433Voy. la note précédente, et ajoutez ce qui suit: «Le Roi dit au duc d'Aumont que son gendre, le marquis de Créqui, avoit envie de lui déplaire, puisqu'il demeuroit toujours ici, quoiqu'il lui eût fait conseiller par sa famille de s'absenter. Ainsi, apparemment, il partira demain.» (Journal de Dangeau, t.
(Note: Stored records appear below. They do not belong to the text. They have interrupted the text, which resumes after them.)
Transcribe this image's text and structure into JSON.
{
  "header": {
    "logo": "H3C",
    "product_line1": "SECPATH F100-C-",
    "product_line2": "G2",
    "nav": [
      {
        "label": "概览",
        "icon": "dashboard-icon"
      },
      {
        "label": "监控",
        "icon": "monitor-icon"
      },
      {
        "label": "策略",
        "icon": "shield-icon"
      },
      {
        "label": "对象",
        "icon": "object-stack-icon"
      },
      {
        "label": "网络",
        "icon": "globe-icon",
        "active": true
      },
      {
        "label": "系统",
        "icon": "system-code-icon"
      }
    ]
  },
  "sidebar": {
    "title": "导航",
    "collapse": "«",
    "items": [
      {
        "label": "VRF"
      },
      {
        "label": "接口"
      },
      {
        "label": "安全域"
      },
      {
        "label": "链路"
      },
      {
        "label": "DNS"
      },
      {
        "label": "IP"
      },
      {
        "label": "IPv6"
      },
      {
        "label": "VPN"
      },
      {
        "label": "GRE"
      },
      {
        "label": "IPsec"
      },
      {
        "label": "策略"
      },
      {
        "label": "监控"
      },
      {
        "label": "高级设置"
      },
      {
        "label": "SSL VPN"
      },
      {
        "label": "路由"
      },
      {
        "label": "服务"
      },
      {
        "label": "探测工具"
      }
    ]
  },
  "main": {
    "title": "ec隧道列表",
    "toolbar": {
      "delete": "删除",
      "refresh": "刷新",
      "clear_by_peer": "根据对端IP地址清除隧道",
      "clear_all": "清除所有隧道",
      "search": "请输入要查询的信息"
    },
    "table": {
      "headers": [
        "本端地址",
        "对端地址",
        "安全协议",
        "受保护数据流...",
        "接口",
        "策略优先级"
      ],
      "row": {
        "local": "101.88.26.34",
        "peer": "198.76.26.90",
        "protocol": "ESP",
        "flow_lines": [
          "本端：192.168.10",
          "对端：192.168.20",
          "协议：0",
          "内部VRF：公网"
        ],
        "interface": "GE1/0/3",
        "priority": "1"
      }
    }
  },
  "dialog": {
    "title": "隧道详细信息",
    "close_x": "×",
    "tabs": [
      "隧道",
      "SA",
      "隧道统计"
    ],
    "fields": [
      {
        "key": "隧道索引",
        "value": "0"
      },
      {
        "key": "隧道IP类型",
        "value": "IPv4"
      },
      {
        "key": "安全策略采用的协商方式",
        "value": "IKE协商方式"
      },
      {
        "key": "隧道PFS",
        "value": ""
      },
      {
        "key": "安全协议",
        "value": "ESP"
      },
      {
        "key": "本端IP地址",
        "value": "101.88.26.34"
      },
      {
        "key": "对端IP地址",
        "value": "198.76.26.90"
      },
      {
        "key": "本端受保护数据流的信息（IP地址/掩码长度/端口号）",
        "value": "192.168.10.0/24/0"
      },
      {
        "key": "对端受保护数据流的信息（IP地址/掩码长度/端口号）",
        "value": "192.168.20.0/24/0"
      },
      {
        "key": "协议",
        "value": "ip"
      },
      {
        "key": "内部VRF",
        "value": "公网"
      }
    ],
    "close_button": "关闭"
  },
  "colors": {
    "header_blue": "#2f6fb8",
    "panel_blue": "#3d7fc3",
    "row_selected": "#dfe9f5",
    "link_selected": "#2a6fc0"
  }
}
I, p. 437.) – Les Mémoires du Marquis de Sourches ajoutent quelques détails: «Le Roi fit voir à Monseigneur les lettres qu'on avoit trouvées dans la cassette, dans lesquelles le marquis de Créqui et cette dame (madame de Polignac) ne le traitoient pas avec tout le respect qu'ils devoient, ce qui ayant achevé d'aliéner son esprit contre cette dame, il consentit sans peine que le Roi exilât le marquis hors du royaume… Le maréchal de Créqui fit tous ses efforts pour obtenir le pardon de son fils, mais le Roi demeura ferme dans sa résolution, et toute la grâce qu'il lui accorda fut de trouver bon que le marquis vînt prendre congé de lui publiquement, comme pour s'en aller voyager en Italie.» (Mémoires, t. II, pp. 229-233.)
434L'édition de 1754 continue ce pamphlet, sous le titre de: Amours de Monseigneur le Dauphin avec la comtesse Du Roure, et son texte, presque entièrement différent de celui que nous avons donné, tantôt supprime, tantôt y ajoute de longs passages.